Date of Award
Master of Science (MS)
Department of Mathematics
Data classification as a preprocessing technique is a crucial step in the analysis and understanding of numerical data. Cluster analysis, in particular, provides insight into the inherent patterns found in data which makes the interpretation of any follow-up analyses more meaningful. A clustering algorithm groups together data points according to a predefined similarity criterion. This allows the data set to be broken up into segments which, in turn, gives way for a more targeted statistical analysis. Cluster analysis has applications in numerous fields of study and, as a result, countless algorithms have been developed. However, the quantity of options makes it difficult to find an appropriate algorithm to use. Additionally, the more commonly used algorithms, while precise, require a familiarity with the data structure that may be resource-consuming to attain. Here, we address this concern by developing a novel clustering algorithm, the sieve method, for the preliminary cluster analysis of high-dimensional data. We evaluate its performance by comparing it to three well-known clustering algorithms for numerical data: the k-means, single-linkage hierarchical, and self-organizing maps.

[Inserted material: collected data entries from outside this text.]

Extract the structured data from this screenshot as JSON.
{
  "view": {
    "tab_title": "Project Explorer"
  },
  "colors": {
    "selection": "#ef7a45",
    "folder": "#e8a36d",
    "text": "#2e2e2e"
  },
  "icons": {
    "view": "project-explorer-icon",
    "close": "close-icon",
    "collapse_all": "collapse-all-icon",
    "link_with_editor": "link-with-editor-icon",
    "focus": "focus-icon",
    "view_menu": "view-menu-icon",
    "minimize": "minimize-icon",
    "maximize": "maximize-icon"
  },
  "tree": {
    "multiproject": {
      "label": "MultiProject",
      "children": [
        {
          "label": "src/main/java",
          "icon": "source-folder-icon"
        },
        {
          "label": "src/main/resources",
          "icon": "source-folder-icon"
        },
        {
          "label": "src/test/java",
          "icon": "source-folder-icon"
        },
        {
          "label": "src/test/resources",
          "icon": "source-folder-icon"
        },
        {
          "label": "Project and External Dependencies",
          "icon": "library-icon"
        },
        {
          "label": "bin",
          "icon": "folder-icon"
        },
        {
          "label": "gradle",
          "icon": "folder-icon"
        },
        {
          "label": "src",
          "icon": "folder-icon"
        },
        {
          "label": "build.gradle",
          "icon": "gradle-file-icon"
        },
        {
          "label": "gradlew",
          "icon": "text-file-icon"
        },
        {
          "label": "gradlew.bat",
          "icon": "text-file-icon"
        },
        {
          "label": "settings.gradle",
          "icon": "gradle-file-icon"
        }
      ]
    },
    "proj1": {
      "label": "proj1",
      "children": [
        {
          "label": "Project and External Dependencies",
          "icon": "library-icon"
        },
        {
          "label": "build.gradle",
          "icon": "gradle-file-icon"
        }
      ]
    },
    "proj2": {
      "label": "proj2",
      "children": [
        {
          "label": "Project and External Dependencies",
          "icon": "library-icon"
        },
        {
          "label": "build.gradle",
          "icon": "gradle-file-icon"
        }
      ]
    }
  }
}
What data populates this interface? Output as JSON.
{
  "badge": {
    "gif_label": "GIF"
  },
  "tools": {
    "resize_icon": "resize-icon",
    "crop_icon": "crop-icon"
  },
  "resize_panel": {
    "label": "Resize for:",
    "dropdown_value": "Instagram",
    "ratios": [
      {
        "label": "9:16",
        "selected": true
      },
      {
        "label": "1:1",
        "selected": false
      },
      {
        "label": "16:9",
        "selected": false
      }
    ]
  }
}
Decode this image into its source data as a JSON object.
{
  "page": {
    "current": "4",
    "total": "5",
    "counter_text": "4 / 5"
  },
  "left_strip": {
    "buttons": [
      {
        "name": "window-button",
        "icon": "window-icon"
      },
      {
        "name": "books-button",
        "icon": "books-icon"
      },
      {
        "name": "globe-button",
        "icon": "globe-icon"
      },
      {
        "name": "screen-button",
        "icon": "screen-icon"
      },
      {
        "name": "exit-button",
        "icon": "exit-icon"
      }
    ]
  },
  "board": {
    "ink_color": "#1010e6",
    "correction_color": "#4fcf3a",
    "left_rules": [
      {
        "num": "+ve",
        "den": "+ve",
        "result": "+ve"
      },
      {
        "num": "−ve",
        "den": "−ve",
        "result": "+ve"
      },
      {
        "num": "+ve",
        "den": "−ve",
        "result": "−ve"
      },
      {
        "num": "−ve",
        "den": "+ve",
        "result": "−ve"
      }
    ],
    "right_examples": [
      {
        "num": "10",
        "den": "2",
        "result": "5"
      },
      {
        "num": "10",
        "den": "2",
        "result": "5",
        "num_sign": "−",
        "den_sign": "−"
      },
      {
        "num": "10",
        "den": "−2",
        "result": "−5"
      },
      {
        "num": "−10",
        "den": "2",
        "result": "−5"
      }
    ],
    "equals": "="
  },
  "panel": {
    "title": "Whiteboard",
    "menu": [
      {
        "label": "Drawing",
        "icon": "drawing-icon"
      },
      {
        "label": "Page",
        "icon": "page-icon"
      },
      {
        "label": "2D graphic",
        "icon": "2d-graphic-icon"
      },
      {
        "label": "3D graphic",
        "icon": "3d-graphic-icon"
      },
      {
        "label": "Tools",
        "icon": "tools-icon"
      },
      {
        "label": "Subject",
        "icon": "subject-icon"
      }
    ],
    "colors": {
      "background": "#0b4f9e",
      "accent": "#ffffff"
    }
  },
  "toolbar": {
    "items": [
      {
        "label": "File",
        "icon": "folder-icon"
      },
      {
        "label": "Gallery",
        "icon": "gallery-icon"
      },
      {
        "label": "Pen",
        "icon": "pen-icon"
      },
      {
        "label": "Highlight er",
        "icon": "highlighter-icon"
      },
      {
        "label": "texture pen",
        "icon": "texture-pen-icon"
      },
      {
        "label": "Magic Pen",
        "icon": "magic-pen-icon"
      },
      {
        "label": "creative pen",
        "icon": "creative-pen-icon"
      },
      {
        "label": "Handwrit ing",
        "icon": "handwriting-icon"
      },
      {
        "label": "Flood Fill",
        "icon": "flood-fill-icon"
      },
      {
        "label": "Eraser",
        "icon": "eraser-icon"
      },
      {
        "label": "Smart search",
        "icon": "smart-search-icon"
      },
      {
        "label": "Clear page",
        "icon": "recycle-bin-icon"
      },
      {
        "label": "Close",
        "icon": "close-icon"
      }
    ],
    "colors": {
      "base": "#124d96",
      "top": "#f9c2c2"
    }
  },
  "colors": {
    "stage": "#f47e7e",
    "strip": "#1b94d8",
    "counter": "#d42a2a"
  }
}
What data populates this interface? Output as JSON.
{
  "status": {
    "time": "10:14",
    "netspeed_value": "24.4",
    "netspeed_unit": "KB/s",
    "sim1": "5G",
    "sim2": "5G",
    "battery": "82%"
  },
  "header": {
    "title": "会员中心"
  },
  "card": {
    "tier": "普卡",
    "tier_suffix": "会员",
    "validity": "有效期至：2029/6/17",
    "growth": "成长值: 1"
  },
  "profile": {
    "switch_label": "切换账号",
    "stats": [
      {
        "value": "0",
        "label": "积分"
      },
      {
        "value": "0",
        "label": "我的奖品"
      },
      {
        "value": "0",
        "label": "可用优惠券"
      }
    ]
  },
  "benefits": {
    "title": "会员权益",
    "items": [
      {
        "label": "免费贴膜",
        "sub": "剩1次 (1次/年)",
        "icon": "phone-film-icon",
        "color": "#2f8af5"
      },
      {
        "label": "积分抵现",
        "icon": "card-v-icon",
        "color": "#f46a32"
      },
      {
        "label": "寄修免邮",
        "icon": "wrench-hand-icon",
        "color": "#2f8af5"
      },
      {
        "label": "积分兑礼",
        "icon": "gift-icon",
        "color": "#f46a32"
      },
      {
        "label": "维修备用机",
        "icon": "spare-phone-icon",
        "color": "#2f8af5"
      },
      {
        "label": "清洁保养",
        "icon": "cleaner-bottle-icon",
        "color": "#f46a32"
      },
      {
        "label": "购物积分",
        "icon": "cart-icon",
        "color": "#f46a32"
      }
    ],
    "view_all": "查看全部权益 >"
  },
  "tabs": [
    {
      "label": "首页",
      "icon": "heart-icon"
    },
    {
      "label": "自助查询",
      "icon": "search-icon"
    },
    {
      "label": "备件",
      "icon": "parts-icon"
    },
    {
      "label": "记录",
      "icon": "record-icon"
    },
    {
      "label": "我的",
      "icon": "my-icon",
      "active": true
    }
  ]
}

To compare the algorithms, we measure accuracy by using the misclassification or error rate of each algorithm. Additionally, we compare the within- and between-cluster variation of each clustering result through multivariate analysis of variance. We use each algorithm to cluster Fisher's Iris Flower data set, which consists of 3 ``true'' clusters and 150 total observations, each made up of four numerical measurements. When the optimal clustering structure is known, we found that the k-means and self-organizing maps are the more efficient algorithms in terms of speed and accuracy. When this structure is not known, we found that the sieve algorithm, despite higher misclassification rates, was able to obtain the optimal clustering structure through a truly blind clustering. Thus, the sieving algorithm functions as an informative and blind preliminary clustering method that can then be followed-up by a more refined algorithm. The existence of reliably efficient clustering process for numerical data means that more time, effort, and computational resources can be spent on a more rigorous and targeted statistical analysis.
Gonzalez, Josselyn, "Clustering Biological Data with Self-Adjusting High-Dimensional Sieve" (2018). Theses and Dissertations. 857.